Au Caire, Amnesty International dénonce la torture
Le 15-04-2007 par Arnaud Saint Jean
En tournée au Caire, des responsables d’Amnesty International on présenté leur rapport sur les abus systématiques de la part des forces de sécurité et exprimé leur inquiétude face à la loi anti-terroriste en préparation.

Intitulé "Egypte : abus systématiques au nom de la sécurité", le rapport commence par le rappel du cas Emad al-Kabir, ce jeune chauffeur de taxi violé en prison par deux officiers de police et dont la vidéo fut diffusée sur Internet. "Ce qui est arrivé à Emad n’est en rien un cas isolé", affirme le rapport. "La torture et autres mauvais traitements sont systématiques dans les prisons égyptiennes, mais aussi dans les postes de police. Ce ne devrait pas être une surprise, le caractère systématique de la torture en Egypte ayant été souligné depuis plusieurs années par Amnesty International, le Comité des Nations Unies contre la torture et d’autres organisations." Cette introduction s'achève de façon grinçante : "Ce qui est inhabituel dans ce cas, c’est que les autorités ont pris des mesures contre ces actes."
Sur une quarantaine de pages, le rapport passe ensuite en revue les abus répertoriés en Egypte : tortures, arrestations arbitraires, disparitions et procès expéditifs. Les dernières pages du document sont consacrées, témoignages à l’appui, aux cas de transferts de ressortissants égyptiens, arrêtés à l’étranger et interrogés en Egypte. Cinq témoignages sont publiés, mais l’organisation laisse clairement entendre qu’il en existe d’autres, dont certains impliqueraient des enfants.
Montrez-nous qu’on a tort !
Dans un café de Zamalek, Hassiba Hadj Sahraoui découvre avec satisfaction que la presse parle du rapport. La directrice du programme Moyen Orient et Afrique du Nord d'Amnesty International revient ensuite sur les critiques officielles, formulées la veille par le ministère égyptien des affaires étrangères : "Les autorités égyptiennes dénoncent de nombreuses erreurs dans notre rapport. J'ai envie de leur dire : "montrez-nous que nous avons tort!" S'ils arrivent à faire une loi qui respecte les droits humains, nous saluerons cette loi avec plaisir."
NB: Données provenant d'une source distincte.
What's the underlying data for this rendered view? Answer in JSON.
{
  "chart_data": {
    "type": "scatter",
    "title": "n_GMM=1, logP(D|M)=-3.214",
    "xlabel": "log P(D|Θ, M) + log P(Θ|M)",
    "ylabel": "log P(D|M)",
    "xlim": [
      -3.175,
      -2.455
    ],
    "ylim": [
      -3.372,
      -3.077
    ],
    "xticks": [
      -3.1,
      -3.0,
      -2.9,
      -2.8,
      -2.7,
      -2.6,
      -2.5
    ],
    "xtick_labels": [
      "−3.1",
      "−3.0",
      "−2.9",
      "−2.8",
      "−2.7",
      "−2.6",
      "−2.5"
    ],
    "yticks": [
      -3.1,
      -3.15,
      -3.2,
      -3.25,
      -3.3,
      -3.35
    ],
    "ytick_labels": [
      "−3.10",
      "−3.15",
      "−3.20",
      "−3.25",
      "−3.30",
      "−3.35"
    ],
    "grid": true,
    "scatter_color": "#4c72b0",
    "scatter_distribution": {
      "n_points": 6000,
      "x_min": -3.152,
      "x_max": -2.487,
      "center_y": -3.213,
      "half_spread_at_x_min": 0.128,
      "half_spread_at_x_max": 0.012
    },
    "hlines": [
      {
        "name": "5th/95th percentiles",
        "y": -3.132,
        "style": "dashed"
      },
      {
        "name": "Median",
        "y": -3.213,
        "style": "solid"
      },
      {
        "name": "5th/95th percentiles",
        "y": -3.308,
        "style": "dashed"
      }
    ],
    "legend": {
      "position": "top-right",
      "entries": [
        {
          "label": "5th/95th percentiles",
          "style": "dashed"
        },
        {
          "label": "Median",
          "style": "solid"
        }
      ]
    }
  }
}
Plus tôt lors d’une conférence de presse, le message d’Amnesty International était délivré de façon claire : "La nouvelle loi anti-terrorisme ne doit pas accorder légitimité aux atteintes systématiques aux droits humains". Certainement pas encore finalisée et gardée secrète jusqu'ici, la teneur de cette nouvelle loi, décidée par la récente réforme constitutionnelle, préoccupe l’organisation. "Nous ne sommes pas convaincus que le droit pénal des Etats ne soit pas déjà adéquat pour traiter ces cas", explique Hassiba Hadj Sahraoui. En d'autres mots, Amnesty International estime que les lois anti-terroristes récemment adoptées dans de nombreux pays ne se justifient pas forcément et que le droit pénal existant pourrait être utilisé. "Et puis il faut réfléchir aux modèles choisis" rajoute-t-elle "copier le patriot act américain a-t-il un sens?"
TOUT SAVOIR
- Le rapport d'Amnesty International (en anglais)
- Le site d'Amnesty International
Note : La photo publiée dans cet article est une capture d'écran d'une vidéo montrant les sévices subis par Emad Al-Kebir et qui circule sur le net. Cette vidéo aurait été réalisée par un officier de police, avec son téléphone portable. L'officier en question est en cours de jugement.